If $a\not =0$ and the line $2bx+3cy+4d=0$ passes through the points of intersection of the parabolas $y^2=4ax$ and $x^2=4ay$, find relation between $b,c$ and $d$.
Since both the parabolas are symmetric, $x=y$
I found the point of intersections to be $(0,0)$ and $(4a,4a)$
So in the equation of line $d=0$
And $$2bx+3cy=0$$ $$8abx+12acy=0$$
Now this is where I got confused. What I did was put $x=y$
So I got the relation $2b=-3c$
Now the question had options in it, so I tested each option out to obtain the right answer
$$d^2+(2b+3c)^2=0$$
But, if I was in a situation where the opinions were not so easy to interpret, or if there were none at all, how should I solve it?
The objective of the problem is to express the relationship among b, c and d in a single equation.
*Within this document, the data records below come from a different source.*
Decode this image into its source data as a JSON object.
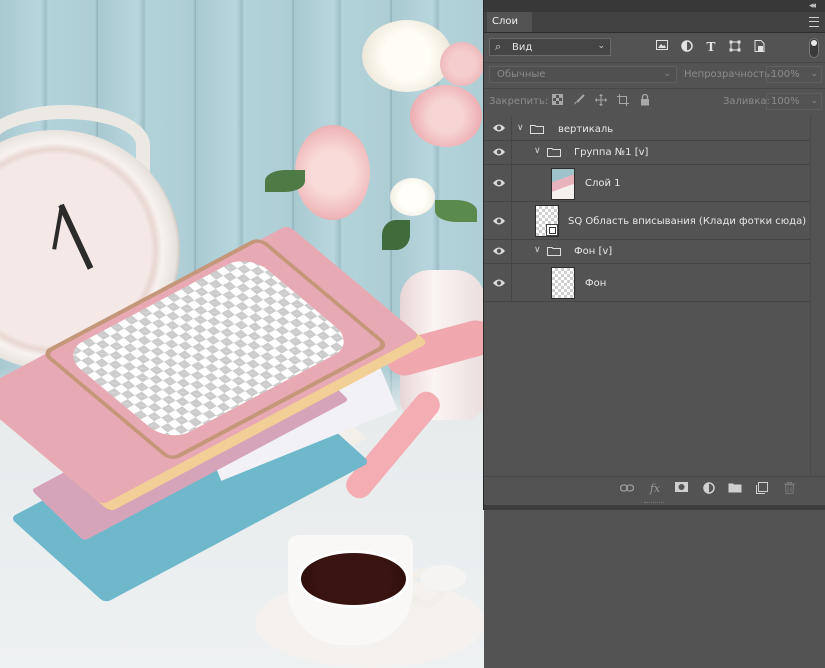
{
  "panel": {
    "tab_title": "Слои",
    "collapse_glyph": "◂◂",
    "filter": {
      "search_glyph": "⌕",
      "value": "Вид",
      "buttons": [
        "pixel-layer-filter-icon",
        "adjustment-filter-icon",
        "type-filter-icon",
        "shape-filter-icon",
        "smart-object-filter-icon"
      ]
    },
    "blend_mode": "Обычные",
    "opacity_label": "Непрозрачность:",
    "opacity_value": "100%",
    "lock_label": "Закрепить:",
    "fill_label": "Заливка:",
    "fill_value": "100%",
    "layers": [
      {
        "name": "вертикаль",
        "type": "group",
        "visible": true,
        "indent": 0,
        "expanded": true
      },
      {
        "name": "Группа №1 [v]",
        "type": "group",
        "visible": true,
        "indent": 1,
        "expanded": true
      },
      {
        "name": "Слой 1",
        "type": "pixel",
        "visible": true,
        "indent": 2
      },
      {
        "name": "SQ Область вписывания (Клади фотки сюда) ...",
        "type": "smart-object",
        "visible": true,
        "indent": 1
      },
      {
        "name": "Фон [v]",
        "type": "group",
        "visible": true,
        "indent": 1,
        "expanded": true
      },
      {
        "name": "Фон",
        "type": "pixel",
        "visible": true,
        "indent": 2
      }
    ],
    "bottom_buttons": [
      "link-layers-icon",
      "fx-icon",
      "add-mask-icon",
      "adjustment-layer-icon",
      "new-group-icon",
      "new-layer-icon",
      "delete-layer-icon"
    ]
  },
  "colors": {
    "panel_bg": "#535353",
    "tab_bar": "#424242",
    "text": "#e8e8e8",
    "disabled_text": "#8c8c8c"
  }
}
Note that you can always combine $n$ equations $f_i = 0$ for $i = 1,2,...n$ into one equation by setting their quadratic sum to zero, i.e.
$$f_1^2 + f_2^2 + … + f_n^2 = 0$$
In your case, you have two equations,
$$f_1=d=0,\>\>\>\>\>f_2=2b+3c=0$$
which can then be written equivalently as
$$d^2+(2b+3c)^2=0$$